The next day was a full (long) day in the hospital. What do you do all day at the hospital?
I snuggled with my baby.
We had a special "celebratory breakfast" brought to our room for the two of us.
We enjoyed the beautiful weather from our window (we got a garden view room) and I was so grateful for the sunshine coming in.
I started to wrap my head around the fact that we now had a baby a little more. It was always so odd to see him laying there in our room and knowing he was ours and we were at the start of a very big adventure.
We took our turns loving this sweet thing
(even now looking back - his sleepy state was so easy to deal with).
My mom stopped by again and it was so nice to have her there. We chatted about everything that had gone on the day before, she checked up on how I was doing, and loved on Mason. Like I said - there is something about a grandparent's love for grandbabies.
By that night I was exhausted (how can laying in a hospital bed all day be so tiring?). I was ready to be done at the hospital and be in my own bed, in my own environment - but I wasn't really thinking of the game changer we were about to take home with us and change everything.
It was a bit of a rough night as I was at my whit's end - up until that point I had LOVED all of my nurses - they were seriously great. But the nurse that night - I did not like. It put me on edge even more and after she had returned Mason from the nursery just 5 minutes after sending him, I lost it. Everything kind of hit me - I was tired, he didn't eat like I thought he would, I just wanted to get sleep like I was used to, and the changes were all setting in.
I made the emotional decision to send him to the nursery and just have them feed him. I felt guilty all night and for several days after. I did get the sleep I needed - but I just kept remembering everything I had read and heard about formula, and using a bottle too soon due to nipple confusion, and I basically thought I had ruined my child's chances of ever eating normal again.
This decision also landed me on the "do not disturb" list with my nurse. So we were left alone until about 9:00 the next morning when I finally had Cameron go get Mason.
I guess I became that patient by the end of my stay.
That last morning was a long one - it took us about 3 hours to get checked out and on our way home.
Cameron got Mason all ready to go - and I was chomping at the bit to get out of there.
3 days in a hospital is more than enough for me. Not leaving my room the entire time made me feel so enclosed and trapped.

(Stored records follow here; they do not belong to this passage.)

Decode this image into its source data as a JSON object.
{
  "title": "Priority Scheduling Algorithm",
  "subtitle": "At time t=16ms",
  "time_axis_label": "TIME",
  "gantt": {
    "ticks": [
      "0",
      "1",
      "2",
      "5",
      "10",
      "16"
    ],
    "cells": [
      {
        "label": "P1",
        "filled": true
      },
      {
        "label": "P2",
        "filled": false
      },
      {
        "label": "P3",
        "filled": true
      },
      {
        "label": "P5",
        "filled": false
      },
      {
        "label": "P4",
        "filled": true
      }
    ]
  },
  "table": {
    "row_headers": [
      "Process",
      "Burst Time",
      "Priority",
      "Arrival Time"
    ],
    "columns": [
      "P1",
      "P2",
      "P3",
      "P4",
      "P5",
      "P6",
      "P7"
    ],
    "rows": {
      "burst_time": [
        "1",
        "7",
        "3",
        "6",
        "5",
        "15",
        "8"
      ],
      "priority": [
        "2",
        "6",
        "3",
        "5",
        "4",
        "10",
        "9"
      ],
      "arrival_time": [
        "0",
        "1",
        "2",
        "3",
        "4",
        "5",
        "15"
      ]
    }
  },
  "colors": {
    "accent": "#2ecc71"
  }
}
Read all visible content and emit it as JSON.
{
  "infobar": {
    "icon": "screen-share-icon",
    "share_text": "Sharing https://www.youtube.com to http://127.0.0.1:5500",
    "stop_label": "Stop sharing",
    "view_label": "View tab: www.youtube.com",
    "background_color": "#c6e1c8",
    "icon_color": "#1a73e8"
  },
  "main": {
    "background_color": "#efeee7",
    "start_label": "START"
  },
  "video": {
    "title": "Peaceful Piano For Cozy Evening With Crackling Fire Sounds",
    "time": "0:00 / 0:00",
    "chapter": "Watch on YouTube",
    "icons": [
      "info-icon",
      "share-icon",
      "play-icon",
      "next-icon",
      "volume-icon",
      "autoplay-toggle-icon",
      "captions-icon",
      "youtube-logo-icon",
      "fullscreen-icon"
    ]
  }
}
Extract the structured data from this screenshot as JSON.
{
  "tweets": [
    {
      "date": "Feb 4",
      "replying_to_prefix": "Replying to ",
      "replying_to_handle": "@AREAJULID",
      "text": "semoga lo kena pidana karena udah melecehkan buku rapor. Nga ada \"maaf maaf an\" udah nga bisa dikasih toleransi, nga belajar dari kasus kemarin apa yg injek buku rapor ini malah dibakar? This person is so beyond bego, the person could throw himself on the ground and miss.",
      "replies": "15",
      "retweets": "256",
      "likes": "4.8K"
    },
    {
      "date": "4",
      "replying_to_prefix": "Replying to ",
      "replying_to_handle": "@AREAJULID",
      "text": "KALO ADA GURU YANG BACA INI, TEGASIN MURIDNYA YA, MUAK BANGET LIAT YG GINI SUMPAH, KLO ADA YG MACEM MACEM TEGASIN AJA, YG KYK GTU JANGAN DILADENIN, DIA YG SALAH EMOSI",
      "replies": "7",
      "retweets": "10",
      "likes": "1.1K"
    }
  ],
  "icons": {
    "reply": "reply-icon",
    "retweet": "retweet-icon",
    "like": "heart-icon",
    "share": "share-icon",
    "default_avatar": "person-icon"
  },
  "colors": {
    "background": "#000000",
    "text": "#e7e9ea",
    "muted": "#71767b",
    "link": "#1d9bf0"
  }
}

Overall the hospital was a whirlwind experience - from giving birth to adjusting to having a baby, my life changed forever in those 3 days. Aside from getting Mason here, the highlight was getting Cameron all to myself for 3 days. He (as always) was so good to me and made sure my cup was always full of water, I had food if I needed it, and anything else I may have desired. I have never loved him more.
Leaving the hospital with a baby was just as crazy as I had anticipated. He was ours and ours alone to take care of. Here we were at the start of this crazy journey called Parenthood.
3 comments:
When everyone left our house, and Mike and I were all alone with this tiny new baby, after so much excitement and hard work.....it was surreal, just like you said. It doesn't matter how much you know about babies, how many you've held or loved, being left alone with your husband and baby for the first time is daunting isn't it?
I love, love, love that you have so many pictures of the hospital and all that went on. The hospital seems like such a blurr for me. Love your little guy.
Loved your blog, since I couldn't be there!!! Looking forward to meeting MASON Thurs. night!!!!